La cuisine gaïenne était intéressante et Robin s’était découvert un endroit qui sentait bon ; elle y avait commandé quelque chose du nom de Big Mac. Ce mets semblait composé essentiellement d’hydrates de carbone enveloppant un hachis de graisse. C’était absolument délicieux. Elle le dévora jusqu’à la dernière miette et avec un appétit apparemment insatiable.

Elle était affairée à saucer la moutarde avec ses doigts lorsqu’elle s’aperçut qu’une femme, à la table voisine, l’observait.
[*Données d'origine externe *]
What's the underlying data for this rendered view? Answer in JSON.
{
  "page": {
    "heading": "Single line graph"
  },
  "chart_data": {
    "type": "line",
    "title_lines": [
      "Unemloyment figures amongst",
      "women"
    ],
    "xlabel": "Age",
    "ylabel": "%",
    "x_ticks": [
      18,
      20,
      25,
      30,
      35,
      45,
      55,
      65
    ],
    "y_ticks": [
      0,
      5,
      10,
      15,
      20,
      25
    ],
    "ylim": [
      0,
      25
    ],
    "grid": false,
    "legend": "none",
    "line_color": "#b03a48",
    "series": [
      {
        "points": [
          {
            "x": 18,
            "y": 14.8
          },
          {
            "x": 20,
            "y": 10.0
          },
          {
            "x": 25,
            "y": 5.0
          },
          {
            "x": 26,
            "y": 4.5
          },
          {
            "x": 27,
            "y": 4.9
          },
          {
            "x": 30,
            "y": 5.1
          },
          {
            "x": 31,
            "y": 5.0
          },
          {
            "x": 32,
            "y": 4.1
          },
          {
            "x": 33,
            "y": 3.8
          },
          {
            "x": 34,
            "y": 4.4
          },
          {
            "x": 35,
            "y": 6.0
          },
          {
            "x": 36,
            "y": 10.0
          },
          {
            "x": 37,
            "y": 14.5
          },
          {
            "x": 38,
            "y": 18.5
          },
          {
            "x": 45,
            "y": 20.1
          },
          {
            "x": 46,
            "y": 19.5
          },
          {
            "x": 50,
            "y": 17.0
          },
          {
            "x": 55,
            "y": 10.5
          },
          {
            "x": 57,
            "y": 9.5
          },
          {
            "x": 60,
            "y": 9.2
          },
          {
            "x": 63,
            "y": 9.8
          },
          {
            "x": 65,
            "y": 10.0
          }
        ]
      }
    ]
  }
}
Elle lui rendit d’abord son regard puis sourit.

« J’admirais votre travail de peinture », dit la femme tout en se levant pour se glisser près de Robin. Elle s’était parfumé le corps et portait un assortiment savamment négligé de minces foulards qui lui couvraient juste l’aine et révélaient plus qu’à moitié sa poitrine. Son visage semblait trahir la quarantaine jusqu’à ce que Robin s’aperçoive qu’en fait les rides et les ombres n’étaient qu’un maquillage destiné à la vieillir.

« Ce n’est pas de la peinture, dit Robin.

— C’est…» Des rides, bien réelles celles-ci, se dessinèrent sur son front. « Qu’est-ce donc ? Une nouvelle technique ? Je suis FAScinée.

— Une technique bien ancienne, à vrai dire : le tatouage. On se sert d’une aiguille pour insérer de l’encre sous la peau.

— Ce doit être douloureux. »

Robin haussa les épaules. C’était effectivement douloureux, mais il n’y avait aucun labra à en parler. On pleurait, on criait sur le moment, puis on n’en reparlait plus.

« Au fait, appelez-moi Trini. Comment faites-vous pour l’enlever ?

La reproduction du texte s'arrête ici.